Architecture is the organization of the relationships through which life metabolizes life.
The Contrordine section carries this architecture of thought out into the world: thirty-nine kilometers, the width of the Strait of Hormuz at its narrowest point, through which roughly twenty percent of the world's daily oil supply passes. AI models are maps, not territory. There is a dangerous logical leap between simplifying complexity and eliminating it. The bottleneck is a feature of the world, not a malfunction. And intelligence, artificial or human, becomes wisdom when it learns to inhabit the shapes of reality, even the most uncomfortable ones.
The dossier on the retrofitting of EY's Milan headquarters makes the case for the contemporary urban condition. The Piuarch project, spanning via Meravigli and piazza Cordusio, reinterprets this logic of a hidden Milan at the scale of a modern headquarters.
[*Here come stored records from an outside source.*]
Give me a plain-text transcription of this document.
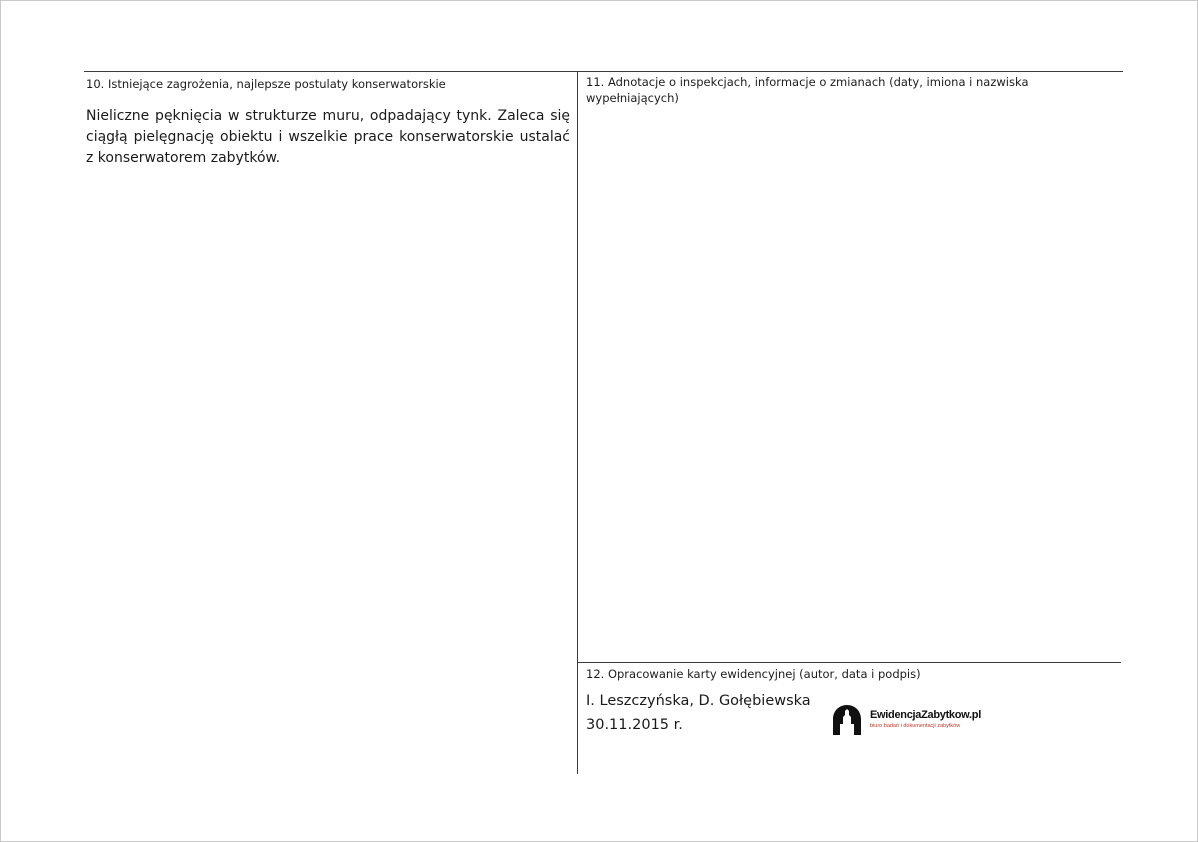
10. Istniejące zagrożenia, najlepsze postulaty konserwatorskie
Nieliczne pęknięcia w strukturze muru, odpadający tynk. Zaleca się ciągłą pielęgnację obiektu i wszelkie prace konserwatorskie ustalać z konserwatorem zabytków.
11. Adnotacje o inspekcjach, informacje o zmianach (daty, imiona i nazwiska wypełniających)
12. Opracowanie karty ewidencyjnej (autor, data i podpis)
I. Leszczyńska, D. Gołębiewska
30.11.2015 r.
EwidencjaZabytkow.pl
biuro badań i dokumentacji zabytków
EY in Milan is a professional community of several thousand people , carbon chains, as EY Italy CEO Stefania Boschetti calls them, that has built, over time, a deep relationship with the university system, with institutions, with the world of corporate culture. Milan enters EY. EY enters Milan.
Leaf through these pages as you would move through a space you never quite finish inhabiting: with the awareness that each time you pause, something shifts, in the light, in the sound, in the temperature. In understanding. And so, good reading.